Ser ou não ser canguru

Pesquisadora do Cedeplar investiga fatores que levam jovens a prolongar ou abreviar sua permanência na casa dos pais

Patrícia Azevedo

Dizer que o trinômio casa, comida e roupa lavada tem feito muitos jovens adiar ao máximo a saída da casa dos pais não é propriamente uma novidade. Mas que fatores levam a esse comportamento? Morando sozinha desde os 18 anos, Regiane de Carvalho começou a se sentir uma exceção entre os amigos e colegas de faculdade, exemplos típicos da chamada geração canguru, cada vez mais disposta a abrir mão da autonomia em troca da comodidade de viver com os familiares, seja para se estabelecer financeiramente, continuar os estudos, manter o padrão de vida ou mesmo adiar as responsabilidades de uma vida adulta independente.

Observando este cenário, a então estudante de ciências sociais decidiu identificar, em sua dissertação de mestrado, os fatores associados à saída dos jovens brasileiros do domicílio de origem. O trabalho, desenvolvido no âmbito do Centro de Desenvolvimento e Planejamento Regional (Cedeplar) da Face, analisou características individuais de jovens entre 15 e 34 anos, residentes em áreas urbanas no Brasil, tendo como base a Pesquisa Nacional por Amostra de Domicílios (PNAD). Ela se valeu de dados comparados referentes aos anos de 1986, 1996 e 2006.

Os resultados comprovaram as suposições da pesquisadora: entre 1986 e 2006, a proporção de jovens do sexo masculino vivendo com os pais passou de 57,5% para 61,4% e, no caso das mulheres, de 46,3% para 50,4%. “De forma geral, não chega a ser um aumento muito grande, mas quando observamos o grupo dos jovens adultos (25 a 34 anos), nota-se que a proporção aumentou muito mais, principalmente entre os homens, passando de 32,2% para 44% e de 13,7% para 22,2%, entre os jovens de 25 a 29 anos e 30 a 34 anos, respectivamente”, compara a pesquisadora.
Além do elevado e crescente índice de corresidência envolvendo jovens – sobretudo homens – e seus pais, a dissertação revela que a maioria possui alto nível de escolaridade e trabalha. No entanto, a proporção de homens que não trabalham nem estudam e vivem com os pais também aumentou. E diferentemente dos homens, cresceu, entre as mulheres, o índice daquelas que ocupam posição de responsáveis pelo domicílio.
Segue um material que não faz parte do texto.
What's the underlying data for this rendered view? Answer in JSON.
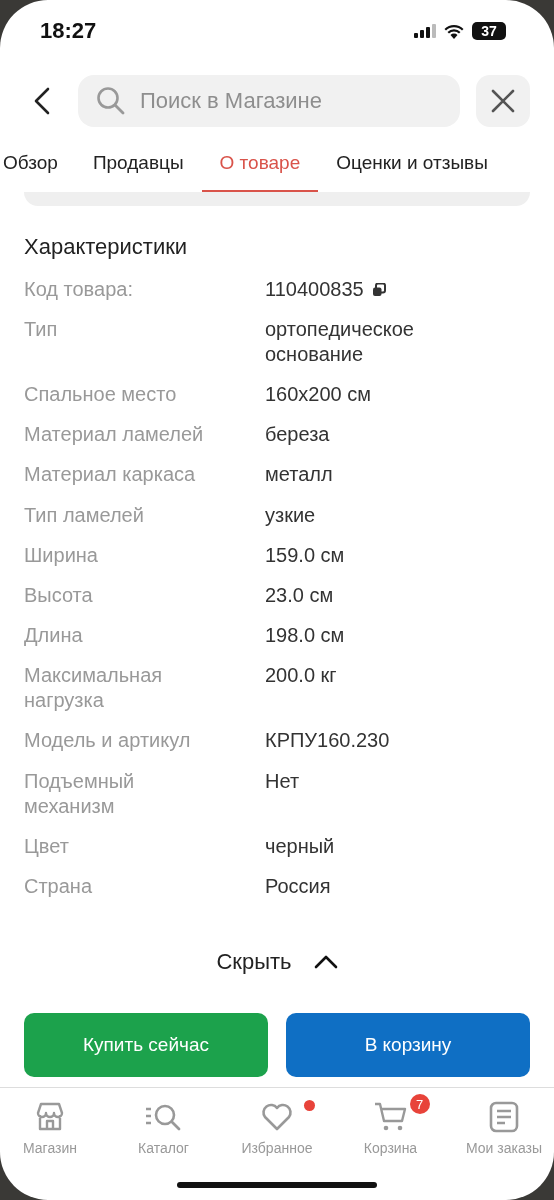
{
  "status_bar": {
    "time": "18:27",
    "battery": "37"
  },
  "search": {
    "placeholder": "Поиск в Магазине"
  },
  "tabs": [
    {
      "label": "Обзор",
      "selected": false
    },
    {
      "label": "Продавцы",
      "selected": false
    },
    {
      "label": "О товаре",
      "selected": true
    },
    {
      "label": "Оценки и отзывы",
      "selected": false
    }
  ],
  "section_title": "Характеристики",
  "specs": [
    {
      "label": "Код товара:",
      "value": "110400835",
      "copyable": true
    },
    {
      "label": "Тип",
      "value": "ортопедическое основание",
      "copyable": false
    },
    {
      "label": "Спальное место",
      "value": "160x200 см",
      "copyable": false
    },
    {
      "label": "Материал ламелей",
      "value": "береза",
      "copyable": false
    },
    {
      "label": "Материал каркаса",
      "value": "металл",
      "copyable": false
    },
    {
      "label": "Тип ламелей",
      "value": "узкие",
      "copyable": false
    },
    {
      "label": "Ширина",
      "value": "159.0 см",
      "copyable": false
    },
    {
      "label": "Высота",
      "value": "23.0 см",
      "copyable": false
    },
    {
      "label": "Длина",
      "value": "198.0 см",
      "copyable": false
    },
    {
      "label": "Максимальная нагрузка",
      "value": "200.0 кг",
      "copyable": false
    },
    {
      "label": "Модель и артикул",
      "value": "КРПУ160.230",
      "copyable": false
    },
    {
      "label": "Подъемный механизм",
      "value": "Нет",
      "copyable": false
    },
    {
      "label": "Цвет",
      "value": "черный",
      "copyable": false
    },
    {
      "label": "Страна",
      "value": "Россия",
      "copyable": false
    }
  ],
  "collapse_link": "Скрыть",
  "buttons": [
    {
      "label": "Купить сейчас",
      "kind": "buy"
    },
    {
      "label": "В корзину",
      "kind": "cart"
    }
  ],
  "nav": [
    {
      "label": "Магазин",
      "kind": "store",
      "dot": false
    },
    {
      "label": "Каталог",
      "kind": "catalog",
      "dot": false
    },
    {
      "label": "Избранное",
      "kind": "heart",
      "dot": true
    },
    {
      "label": "Корзина",
      "kind": "cart",
      "dot": false,
      "badge": "7"
    },
    {
      "label": "Мои заказы",
      "kind": "orders",
      "dot": false
    }
  ]
}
De acordo com a pesquisadora, outro fator que interfere na saída dos jovens brasileiros do domicílio de origem é a raça. Em 1996, os pardos e pretos tinham menos chance de sair de casa se comparados com os brancos. Já em 2006, a menor chance foi observada apenas entre os pardos.

Cultura e família

Apesar do enfoque nas características individuais, Regiane de Carvalho fez uma ampla revisão da literatura sobre o assunto, que trabalha também com aspectos familiares e culturais. Além disso, comparou os dados brasileiros com informações de países europeus e dos Estados Unidos. “Constatei que, no Brasil, as taxas de jovens que moram na casa dos pais são semelhantes às de países do Sul da Europa, como Portugal, Espanha e Itália, o que é explicado pela forte influência da família nessas culturas”, informa a pesquisadora.
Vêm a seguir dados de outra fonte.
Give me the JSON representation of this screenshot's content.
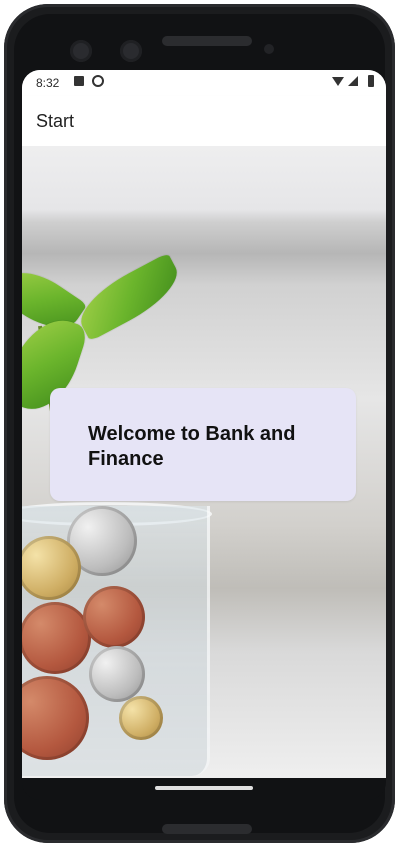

Fatores como viuvez, separação dos pais e número de irmãos podem ser grandes diferenciais na hora de decidir entre ficar em casa ou constituir ninho próprio. “O fato de ter ou não mãe viva foi uma variável muito importante no estudo”, aponta Regiane. Segundo ela, os filhos de mães falecidas têm chances três vezes maiores de sair de casa na comparação com os que têm mãe viva, o que comprova a importância da presença materna no domicílio. “Este fator justifica o título do trabalho – ‘casa, comida e roupa lavada’. Na maioria das vezes, é a mãe que proporciona essas facilidades”, afirma.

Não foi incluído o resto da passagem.